Menurut pantauan Jack beberapa hari terakhir, mobil boks tersebut terlihat masuk ke area SPBU dengan posisi membalik arah. Aktivitas pengisian BBM diduga berlangsung sekitar pukul 02.00 Wita, Sabtu (13/12/2025).
Jack menilai, ada dugaan oknum pengelola SPBU sengaja mengelabui konsumen BBM subsidi. Solar yang seharusnya diperuntukkan bagi masyarakat umum, diduga dialihkan kepada pihak tertentu.
“Solar seolah-olah dinyatakan habis kepada konsumen, padahal diduga telah dialihkan ke pihak lain yang sebelumnya melakukan transaksi dengan sistem deposit untuk memboking kuota,” ungkap Jack.
Ia juga menduga, praktik tersebut melibatkan para pelansir yang dapat memperoleh kuota pembelian solar setelah lebih dulu melakukan transaksi deposit. Kondisi ini, kata dia, berpotensi merugikan masyarakat yang berhak atas BBM subsidi.
LSM Jangkar pun, meminta aparat terkait segera melakukan penelusuran dan penindakan agar distribusi solar subsidi tepat sasaran serta tidak disalahgunakan oleh oknum tertentu, tandas Agung Jack.
Sementara itu, pengawas SPBU 73.902.01 Andi, saat dikonfirmasi media ini menyebut, mobil boks toko kelontong modern tersebut berbalik arah karena tangki mobil tersebut berada di kanan.

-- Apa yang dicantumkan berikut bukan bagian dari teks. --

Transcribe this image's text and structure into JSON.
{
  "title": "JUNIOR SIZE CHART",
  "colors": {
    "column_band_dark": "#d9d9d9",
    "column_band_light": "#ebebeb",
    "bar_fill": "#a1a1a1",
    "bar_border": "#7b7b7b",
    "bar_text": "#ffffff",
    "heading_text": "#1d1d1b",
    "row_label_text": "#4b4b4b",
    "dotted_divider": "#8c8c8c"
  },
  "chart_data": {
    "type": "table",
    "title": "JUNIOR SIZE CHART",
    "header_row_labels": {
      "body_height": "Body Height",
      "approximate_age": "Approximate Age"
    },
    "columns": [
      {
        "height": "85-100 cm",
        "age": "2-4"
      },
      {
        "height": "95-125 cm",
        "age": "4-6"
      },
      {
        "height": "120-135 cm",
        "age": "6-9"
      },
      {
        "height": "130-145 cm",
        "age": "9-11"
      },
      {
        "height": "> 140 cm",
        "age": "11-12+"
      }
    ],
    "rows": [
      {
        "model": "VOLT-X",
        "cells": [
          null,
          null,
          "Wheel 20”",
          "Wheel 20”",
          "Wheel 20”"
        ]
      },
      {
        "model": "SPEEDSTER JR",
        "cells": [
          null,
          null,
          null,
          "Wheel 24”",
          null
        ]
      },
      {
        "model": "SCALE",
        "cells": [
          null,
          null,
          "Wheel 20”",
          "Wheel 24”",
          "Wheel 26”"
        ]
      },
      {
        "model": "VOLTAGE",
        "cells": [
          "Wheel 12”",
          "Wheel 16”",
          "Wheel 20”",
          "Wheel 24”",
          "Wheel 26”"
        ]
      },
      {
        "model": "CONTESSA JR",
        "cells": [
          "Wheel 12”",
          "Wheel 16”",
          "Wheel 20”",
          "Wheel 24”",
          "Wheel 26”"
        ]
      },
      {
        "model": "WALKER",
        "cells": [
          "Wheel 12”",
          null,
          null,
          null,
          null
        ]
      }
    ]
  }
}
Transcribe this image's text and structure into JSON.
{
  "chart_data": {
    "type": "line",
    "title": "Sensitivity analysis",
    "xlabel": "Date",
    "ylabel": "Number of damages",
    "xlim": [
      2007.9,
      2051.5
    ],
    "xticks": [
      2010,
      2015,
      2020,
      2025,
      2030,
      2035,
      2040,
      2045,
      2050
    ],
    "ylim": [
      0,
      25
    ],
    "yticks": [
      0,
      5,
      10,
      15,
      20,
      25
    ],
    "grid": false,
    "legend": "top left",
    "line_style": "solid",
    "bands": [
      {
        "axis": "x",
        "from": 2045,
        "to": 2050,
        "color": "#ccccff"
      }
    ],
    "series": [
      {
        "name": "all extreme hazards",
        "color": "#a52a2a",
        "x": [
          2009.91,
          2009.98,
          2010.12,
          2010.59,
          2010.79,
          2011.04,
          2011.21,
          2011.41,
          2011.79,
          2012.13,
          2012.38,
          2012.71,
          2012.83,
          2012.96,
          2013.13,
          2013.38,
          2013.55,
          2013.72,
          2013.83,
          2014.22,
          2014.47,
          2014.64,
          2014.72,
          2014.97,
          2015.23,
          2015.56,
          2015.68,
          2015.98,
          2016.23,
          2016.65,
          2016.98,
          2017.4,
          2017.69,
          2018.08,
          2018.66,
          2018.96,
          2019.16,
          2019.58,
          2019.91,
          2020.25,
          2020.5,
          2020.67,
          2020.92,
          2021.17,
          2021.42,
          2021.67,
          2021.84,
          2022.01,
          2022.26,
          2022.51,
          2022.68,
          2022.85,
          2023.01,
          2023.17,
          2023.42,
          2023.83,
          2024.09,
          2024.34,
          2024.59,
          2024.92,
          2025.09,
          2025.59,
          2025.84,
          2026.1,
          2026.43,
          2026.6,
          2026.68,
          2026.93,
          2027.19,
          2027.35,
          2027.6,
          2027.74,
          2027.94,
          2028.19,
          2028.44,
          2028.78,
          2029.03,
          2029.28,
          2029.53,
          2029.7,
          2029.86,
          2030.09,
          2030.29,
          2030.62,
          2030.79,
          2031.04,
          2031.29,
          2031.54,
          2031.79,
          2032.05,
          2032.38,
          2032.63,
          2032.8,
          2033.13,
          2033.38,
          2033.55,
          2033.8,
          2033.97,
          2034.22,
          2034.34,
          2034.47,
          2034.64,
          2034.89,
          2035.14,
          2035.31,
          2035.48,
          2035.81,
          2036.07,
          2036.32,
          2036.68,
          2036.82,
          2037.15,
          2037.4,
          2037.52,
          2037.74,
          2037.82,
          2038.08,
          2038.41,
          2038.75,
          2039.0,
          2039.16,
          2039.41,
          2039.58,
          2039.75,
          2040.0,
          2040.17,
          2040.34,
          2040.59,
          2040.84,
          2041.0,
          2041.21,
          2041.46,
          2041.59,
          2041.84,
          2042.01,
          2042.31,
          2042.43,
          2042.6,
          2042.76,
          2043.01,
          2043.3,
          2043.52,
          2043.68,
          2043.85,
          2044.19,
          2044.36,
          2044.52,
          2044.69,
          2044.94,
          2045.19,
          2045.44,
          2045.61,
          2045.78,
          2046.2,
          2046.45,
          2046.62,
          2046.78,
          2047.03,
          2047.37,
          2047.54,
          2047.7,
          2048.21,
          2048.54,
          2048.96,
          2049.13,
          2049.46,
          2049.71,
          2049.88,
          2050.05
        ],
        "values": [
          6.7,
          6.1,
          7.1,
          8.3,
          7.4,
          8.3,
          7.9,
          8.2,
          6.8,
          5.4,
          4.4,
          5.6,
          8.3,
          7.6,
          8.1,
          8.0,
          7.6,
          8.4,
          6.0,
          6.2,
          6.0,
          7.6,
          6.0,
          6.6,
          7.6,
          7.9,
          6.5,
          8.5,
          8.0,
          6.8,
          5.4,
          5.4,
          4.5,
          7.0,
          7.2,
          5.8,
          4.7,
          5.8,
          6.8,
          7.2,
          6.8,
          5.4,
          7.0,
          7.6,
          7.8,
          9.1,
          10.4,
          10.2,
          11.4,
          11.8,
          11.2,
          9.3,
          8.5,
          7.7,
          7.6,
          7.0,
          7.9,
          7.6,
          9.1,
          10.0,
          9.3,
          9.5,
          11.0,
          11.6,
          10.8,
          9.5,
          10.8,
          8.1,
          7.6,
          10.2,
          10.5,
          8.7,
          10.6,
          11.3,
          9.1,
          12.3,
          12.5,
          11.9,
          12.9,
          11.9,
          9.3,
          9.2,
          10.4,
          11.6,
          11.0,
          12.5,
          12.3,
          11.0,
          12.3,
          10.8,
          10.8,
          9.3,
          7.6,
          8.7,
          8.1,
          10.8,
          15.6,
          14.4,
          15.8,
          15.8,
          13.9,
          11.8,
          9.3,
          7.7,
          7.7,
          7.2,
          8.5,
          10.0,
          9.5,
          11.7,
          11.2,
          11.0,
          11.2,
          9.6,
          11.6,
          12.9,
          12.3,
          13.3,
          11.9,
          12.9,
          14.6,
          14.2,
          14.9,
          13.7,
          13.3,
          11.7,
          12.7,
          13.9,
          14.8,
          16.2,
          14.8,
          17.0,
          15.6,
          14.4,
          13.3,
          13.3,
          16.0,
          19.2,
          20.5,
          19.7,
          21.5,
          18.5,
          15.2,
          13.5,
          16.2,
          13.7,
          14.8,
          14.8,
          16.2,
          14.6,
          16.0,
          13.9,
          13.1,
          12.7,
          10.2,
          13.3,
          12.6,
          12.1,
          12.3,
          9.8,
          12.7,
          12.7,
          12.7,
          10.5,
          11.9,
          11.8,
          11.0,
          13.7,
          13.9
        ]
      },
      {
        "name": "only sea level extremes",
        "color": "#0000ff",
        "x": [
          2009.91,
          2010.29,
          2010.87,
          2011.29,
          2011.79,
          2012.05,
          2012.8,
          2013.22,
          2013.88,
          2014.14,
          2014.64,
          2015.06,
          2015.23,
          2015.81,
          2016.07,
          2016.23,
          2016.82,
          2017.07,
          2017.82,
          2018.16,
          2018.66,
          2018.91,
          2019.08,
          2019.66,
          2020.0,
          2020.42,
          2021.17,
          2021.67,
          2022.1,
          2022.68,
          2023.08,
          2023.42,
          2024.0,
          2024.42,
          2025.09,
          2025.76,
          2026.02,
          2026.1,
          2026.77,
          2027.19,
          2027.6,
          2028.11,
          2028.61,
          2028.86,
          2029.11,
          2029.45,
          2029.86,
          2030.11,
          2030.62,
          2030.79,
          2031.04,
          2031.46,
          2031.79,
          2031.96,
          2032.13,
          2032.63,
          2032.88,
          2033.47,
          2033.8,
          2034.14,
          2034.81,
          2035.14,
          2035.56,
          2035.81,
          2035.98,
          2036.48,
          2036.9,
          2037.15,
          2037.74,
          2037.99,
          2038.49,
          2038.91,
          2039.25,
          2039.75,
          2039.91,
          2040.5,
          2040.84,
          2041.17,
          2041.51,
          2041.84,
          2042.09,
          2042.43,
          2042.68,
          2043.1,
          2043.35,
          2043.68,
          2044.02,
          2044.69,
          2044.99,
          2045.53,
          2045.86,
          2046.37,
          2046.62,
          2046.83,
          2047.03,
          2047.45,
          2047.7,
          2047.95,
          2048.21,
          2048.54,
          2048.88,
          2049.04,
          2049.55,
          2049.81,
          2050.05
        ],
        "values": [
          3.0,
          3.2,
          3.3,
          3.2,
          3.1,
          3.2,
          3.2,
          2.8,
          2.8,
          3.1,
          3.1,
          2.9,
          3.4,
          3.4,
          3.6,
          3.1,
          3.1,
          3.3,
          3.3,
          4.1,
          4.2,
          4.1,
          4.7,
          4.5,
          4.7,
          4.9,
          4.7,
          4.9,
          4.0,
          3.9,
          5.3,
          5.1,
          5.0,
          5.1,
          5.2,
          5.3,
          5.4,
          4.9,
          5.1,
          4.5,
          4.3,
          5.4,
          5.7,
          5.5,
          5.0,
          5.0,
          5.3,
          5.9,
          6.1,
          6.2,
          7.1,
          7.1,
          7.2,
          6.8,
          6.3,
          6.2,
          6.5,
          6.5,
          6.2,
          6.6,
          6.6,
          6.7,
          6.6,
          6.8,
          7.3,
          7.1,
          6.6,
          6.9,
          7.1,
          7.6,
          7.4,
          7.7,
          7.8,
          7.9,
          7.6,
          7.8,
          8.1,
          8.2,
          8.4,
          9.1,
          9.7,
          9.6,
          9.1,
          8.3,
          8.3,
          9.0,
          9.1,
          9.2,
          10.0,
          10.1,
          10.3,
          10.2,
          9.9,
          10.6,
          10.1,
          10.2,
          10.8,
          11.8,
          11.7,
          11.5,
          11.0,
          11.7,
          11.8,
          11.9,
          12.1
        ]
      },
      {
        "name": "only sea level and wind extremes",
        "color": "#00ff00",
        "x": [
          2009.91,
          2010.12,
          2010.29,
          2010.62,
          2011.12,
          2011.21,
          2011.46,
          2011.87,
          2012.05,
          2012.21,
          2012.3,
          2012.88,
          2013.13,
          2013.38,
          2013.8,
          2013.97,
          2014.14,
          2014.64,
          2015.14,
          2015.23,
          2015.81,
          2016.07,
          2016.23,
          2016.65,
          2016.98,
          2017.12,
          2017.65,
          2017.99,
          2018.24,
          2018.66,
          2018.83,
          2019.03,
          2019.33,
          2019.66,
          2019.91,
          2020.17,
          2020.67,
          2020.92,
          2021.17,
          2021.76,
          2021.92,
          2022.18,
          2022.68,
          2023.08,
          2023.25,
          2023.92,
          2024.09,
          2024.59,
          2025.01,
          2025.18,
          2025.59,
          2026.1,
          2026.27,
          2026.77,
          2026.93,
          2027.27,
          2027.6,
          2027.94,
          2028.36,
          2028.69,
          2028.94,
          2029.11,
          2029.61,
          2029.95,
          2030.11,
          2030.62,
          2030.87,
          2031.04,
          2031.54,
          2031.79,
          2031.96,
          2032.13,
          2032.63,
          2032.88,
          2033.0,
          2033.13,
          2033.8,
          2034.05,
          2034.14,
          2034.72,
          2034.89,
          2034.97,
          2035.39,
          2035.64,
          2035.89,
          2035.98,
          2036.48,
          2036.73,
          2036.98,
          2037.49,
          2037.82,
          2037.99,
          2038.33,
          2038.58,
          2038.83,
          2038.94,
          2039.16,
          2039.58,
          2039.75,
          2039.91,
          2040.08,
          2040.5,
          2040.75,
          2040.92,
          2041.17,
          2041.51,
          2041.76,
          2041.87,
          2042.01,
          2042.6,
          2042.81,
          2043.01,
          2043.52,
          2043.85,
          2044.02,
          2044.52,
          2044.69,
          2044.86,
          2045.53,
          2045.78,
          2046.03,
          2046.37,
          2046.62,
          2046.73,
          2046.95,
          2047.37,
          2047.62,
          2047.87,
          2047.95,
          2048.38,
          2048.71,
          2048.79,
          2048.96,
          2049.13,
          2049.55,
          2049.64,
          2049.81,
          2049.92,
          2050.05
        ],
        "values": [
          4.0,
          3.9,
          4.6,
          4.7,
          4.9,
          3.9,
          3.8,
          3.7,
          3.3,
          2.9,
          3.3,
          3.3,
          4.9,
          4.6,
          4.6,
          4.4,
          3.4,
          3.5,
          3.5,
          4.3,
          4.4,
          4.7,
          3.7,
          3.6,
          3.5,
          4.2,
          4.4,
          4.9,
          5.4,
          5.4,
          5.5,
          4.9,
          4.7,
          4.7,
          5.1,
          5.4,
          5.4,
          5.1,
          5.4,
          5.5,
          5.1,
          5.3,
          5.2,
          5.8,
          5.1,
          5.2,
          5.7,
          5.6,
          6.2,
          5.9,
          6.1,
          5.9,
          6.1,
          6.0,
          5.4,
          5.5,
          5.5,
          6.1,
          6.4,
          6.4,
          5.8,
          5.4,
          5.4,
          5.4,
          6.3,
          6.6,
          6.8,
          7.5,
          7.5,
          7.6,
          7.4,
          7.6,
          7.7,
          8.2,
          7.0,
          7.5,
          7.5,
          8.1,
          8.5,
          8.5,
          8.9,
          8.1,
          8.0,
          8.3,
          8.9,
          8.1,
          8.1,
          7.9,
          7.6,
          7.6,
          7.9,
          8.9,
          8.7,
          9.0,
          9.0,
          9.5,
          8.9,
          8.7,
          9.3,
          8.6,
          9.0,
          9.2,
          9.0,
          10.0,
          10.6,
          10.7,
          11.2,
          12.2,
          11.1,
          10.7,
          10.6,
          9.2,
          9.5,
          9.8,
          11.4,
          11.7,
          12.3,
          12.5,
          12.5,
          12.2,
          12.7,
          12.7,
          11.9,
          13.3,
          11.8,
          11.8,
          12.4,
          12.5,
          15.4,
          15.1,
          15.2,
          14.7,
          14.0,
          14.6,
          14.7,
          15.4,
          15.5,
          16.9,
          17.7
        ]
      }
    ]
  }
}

Andi melanjutkan, mobil yang mengisi BBM tersebut tidak diperbolehkan masuk di tengah semua karena akan mengakibatkan macet panjang bagi mobil umum yang akan mengisi pertalite.
“Jujur pak, kuota kami hanya 8 Kilo Liter (KL) perhari mobil umum saja tidak cukup kami layani,” pungkas pengawas SPBU 73.902.01 Perintis Kemerdekaan Makassar, Andi.